A raucous yell echoed, close at hand. She sprang up, cut at a dark figure piling over the wall; and the man fell down on to Richard Faversham, four bodkin-head arrows sticking out of his back. A figure in plate armour appeared at the end of the wall.
The Faris, a drawn sword in her hand, came into the light as she strode up to Rickard and the banner. “There are too few of us, too many of the golems. We have destroyed three, with bolts, but there is no holding against them with blades—” She stopped dead, seeing the unconscious body of Florian del Guiz in the torchlight. “Mouth of God! Is she dead?”
Richard Faversham stopped intoning. “Dying, mada
m.”
The Faris lifted her blade.
Ash watched her do it.
As the sword’s point lined up with her open visor, where she stood straddling Florian, her body tensed without her willing it. The razor-edge and point grew in her vision.
“There is no time to be sorry,” the Visigoth woman said. As she spoke, she snapped into movement, both hands gripping her sword and bringing it up and over her head and down, all the weight of her body behind it.
A hard crack! battered the black air. The Faris’s sword dropped out of its curve, missing Ash by a foot. The woman fell over on her back, screeching. Ash, mouth open, saw her writhe.
“No way!” Antonio Angelotti, at the end of the wall, stood up. The arquebus he held still smoked. The scent of his slow-match was strong on the cold air. He walked forward, looked down at the smashed bone, cartilage and blood that had been the woman’s right knee. “Fuck. I was trying to get her in the back. Madonna, do whatever it is you’re going to do. And do it now!”
“What I’m going to do?” Ash said, dazed. She couldn’t hear herself or the battle over the Faris’s agonised screaming, high-pitched screeches punched out into the black morning air. “What I’m…”

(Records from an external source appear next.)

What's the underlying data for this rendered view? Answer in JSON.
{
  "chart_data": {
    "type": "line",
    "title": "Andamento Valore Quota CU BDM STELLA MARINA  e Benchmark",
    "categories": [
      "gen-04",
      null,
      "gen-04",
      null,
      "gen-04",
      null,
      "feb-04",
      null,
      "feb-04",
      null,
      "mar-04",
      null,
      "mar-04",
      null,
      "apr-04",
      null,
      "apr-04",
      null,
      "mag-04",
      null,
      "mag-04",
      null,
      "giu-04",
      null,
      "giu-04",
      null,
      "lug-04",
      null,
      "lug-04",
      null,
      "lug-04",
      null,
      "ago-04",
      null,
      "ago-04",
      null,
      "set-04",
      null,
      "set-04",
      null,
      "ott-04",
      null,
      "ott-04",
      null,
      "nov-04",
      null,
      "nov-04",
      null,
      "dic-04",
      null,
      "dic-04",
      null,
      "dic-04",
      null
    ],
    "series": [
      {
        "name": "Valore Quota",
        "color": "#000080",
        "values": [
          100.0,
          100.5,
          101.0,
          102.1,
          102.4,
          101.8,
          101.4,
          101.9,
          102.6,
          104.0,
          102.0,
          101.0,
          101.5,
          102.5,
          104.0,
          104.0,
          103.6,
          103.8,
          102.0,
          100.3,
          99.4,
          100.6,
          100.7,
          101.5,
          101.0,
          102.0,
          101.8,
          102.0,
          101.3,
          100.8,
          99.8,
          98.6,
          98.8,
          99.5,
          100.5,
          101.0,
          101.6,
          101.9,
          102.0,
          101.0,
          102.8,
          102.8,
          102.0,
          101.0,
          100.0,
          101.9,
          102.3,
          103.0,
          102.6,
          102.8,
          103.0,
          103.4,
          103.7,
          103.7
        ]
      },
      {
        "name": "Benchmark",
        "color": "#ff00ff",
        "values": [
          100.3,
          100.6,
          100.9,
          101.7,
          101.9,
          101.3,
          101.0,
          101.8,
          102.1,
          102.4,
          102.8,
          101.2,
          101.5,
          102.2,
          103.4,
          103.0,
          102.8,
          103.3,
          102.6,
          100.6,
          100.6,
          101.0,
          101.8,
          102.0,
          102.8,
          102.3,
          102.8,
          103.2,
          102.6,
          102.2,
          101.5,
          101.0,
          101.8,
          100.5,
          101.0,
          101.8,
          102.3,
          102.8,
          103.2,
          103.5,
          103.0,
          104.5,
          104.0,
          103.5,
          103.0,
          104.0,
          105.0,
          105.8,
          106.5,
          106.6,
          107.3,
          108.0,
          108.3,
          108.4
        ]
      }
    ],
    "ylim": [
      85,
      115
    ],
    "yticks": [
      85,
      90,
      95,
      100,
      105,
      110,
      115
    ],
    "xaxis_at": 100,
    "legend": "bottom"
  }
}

“Madonna.” Angelotti came forward, between Dickon de Vere, Rickard, and Thomas Rochester, and gripped her hand. “They will force you, now; the Wild Machines. I think they already speak to you. You have something that you will do. Do it.”
She was dimly aware that Richard Faversham cradled Florian, the surgeon-Duchess tiny against his broad chest and huge arms; that a man-at-arms and Thomas Rochester were kneeling, daggers out, cutting straps, stripping the leg armour from the Faris’s shattered knee.
I will never know whether Florian would have ordered my death, at this moment. She moved from Angelotti’s side, knelt, and touched the woman’s golden hair.
“This—” Angelotti’s light voice came from behind her. “This, the Faris, she thought she was the weapon of the Wild Machines. Knowing now that it is you, and that they control you, and that you cannot stop this – why then, yes, madonna; she was wise to try and kill you. You have something you will do.”